If singer-songwriter Colin Hay, (most famous as the frontman for Australian 80s hitmakers Men at Work) ever has to give up music, he could easily have a career in standup comedy. The feisty veteran pop star displayed his devilish wit with a Scottish twist at his opening concert on his latest solo tour. The sold-out show at the historic Lobero Theatre in Santa Barbara on February 27th featured songs from the prolific songwriters' long and storied career.
The evening began with a pre-concert backstage meet and greet and cocktail party. The money from the exclusive VIP tickets will go to charity. Colin is doing the meet and greets at select cities on the current tour. According to the singer with Australian roots, “The money from the meet and greets is going to a charity to help rebuild the town of Cobargo, near where I used to have property. Since I know the area, I have a personal connection to the people, and virtually the whole town burned down. It’s helping on a grassroots level.”

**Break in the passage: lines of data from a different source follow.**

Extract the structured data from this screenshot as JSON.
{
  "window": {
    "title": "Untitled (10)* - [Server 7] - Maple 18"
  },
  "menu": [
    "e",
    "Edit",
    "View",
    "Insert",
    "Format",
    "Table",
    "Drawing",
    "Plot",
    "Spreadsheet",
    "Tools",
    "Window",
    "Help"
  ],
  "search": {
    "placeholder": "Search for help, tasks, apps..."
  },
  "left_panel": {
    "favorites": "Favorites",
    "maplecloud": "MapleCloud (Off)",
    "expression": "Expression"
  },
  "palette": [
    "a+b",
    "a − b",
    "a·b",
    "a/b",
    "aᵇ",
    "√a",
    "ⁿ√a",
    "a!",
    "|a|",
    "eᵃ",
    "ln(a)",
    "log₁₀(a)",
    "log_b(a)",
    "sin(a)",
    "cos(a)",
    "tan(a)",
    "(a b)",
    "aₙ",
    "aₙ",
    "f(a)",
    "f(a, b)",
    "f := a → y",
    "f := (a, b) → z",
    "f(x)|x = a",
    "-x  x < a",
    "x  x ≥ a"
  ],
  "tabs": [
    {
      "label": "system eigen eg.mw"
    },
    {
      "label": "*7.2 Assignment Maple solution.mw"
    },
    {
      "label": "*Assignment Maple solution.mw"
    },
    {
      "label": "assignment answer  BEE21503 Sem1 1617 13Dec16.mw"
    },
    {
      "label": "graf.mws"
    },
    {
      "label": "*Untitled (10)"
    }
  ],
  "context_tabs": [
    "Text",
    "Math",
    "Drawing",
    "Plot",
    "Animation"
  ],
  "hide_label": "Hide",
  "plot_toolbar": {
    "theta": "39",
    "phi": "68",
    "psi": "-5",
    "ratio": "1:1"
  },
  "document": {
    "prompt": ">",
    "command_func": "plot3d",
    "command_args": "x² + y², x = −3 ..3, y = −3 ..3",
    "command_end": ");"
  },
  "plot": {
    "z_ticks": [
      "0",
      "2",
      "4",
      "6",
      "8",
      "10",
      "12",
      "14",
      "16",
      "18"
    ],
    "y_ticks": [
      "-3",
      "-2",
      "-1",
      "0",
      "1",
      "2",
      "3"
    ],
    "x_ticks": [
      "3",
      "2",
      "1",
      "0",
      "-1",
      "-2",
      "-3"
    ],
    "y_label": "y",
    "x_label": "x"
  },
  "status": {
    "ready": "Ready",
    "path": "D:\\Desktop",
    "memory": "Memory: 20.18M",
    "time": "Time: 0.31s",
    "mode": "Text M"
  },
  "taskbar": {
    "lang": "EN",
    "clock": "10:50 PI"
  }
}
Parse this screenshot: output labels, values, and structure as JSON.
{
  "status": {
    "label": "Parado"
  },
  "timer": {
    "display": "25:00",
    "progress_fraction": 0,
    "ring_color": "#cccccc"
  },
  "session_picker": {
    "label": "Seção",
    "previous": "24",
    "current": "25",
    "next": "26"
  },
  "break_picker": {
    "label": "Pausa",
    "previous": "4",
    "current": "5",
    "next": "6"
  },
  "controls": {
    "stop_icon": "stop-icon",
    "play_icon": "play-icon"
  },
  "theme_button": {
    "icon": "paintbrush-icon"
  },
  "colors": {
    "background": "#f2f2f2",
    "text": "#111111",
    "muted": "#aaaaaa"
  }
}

Most of the sold-out audience had found their seats by the time the show began. Colin sauntered onstage just after 8 pm for a near two-hour solo acoustic show. The witty banter started almost immediately with references about working as an aging pop star and referring to the roadies that would tuner his guitars in the past, “And now I have to do it myself,” he quipped while giving wide-eyed glances to the sides of the stage. He would repeat the gesture throughout the night, eliciting an ever-increasing bout of laughter from the crowd.
The prolific songwriter culled his setlist from his 13 solo albums and selected classic hits from Men at Work. As he opened the 15 songs set with the tune “Into The Cornfield” from his 1997 album Peaks and Valleys, several things became immediately apparent. First, the singer’s aforementioned clever wit shined through the performance almost immediately. Next, Colin’s immense talent as a singer and guitar picker were immediately apparent. The singer's impressive vocal range compliments a guitar picking style he has honed to near perfection over the decades. His early influences can be heard on his almost jazz-like picking style. In a recent interview, Colin shared, “I loved Joes Feliciano. He was the first guy I saw when I was a kid playing solo, and it was f—-ing mind-blowing.” You could hear Feliciano’s influence throughout the show at the Lobero this night. Finally, the songwriter's insightful talents as a storyteller come through with his brilliantly detailed songs.
The singer endeared himself to the crowd with hilarious song introductions and sarcastic reminiscent anecdotes, through a fifteen-song list that drew from many of his solo albums. Colin even played “Beautiful World,” a song from the album, Company of Strangers by Ringo and His All-Star Band. Colin has long been a member of that band, which may be the most talented classic rock band in the world. The Men at Work former frontman also included three of that band’s biggest hits in the setlist, all of which elicited a vociferous sing-along from the elated audience.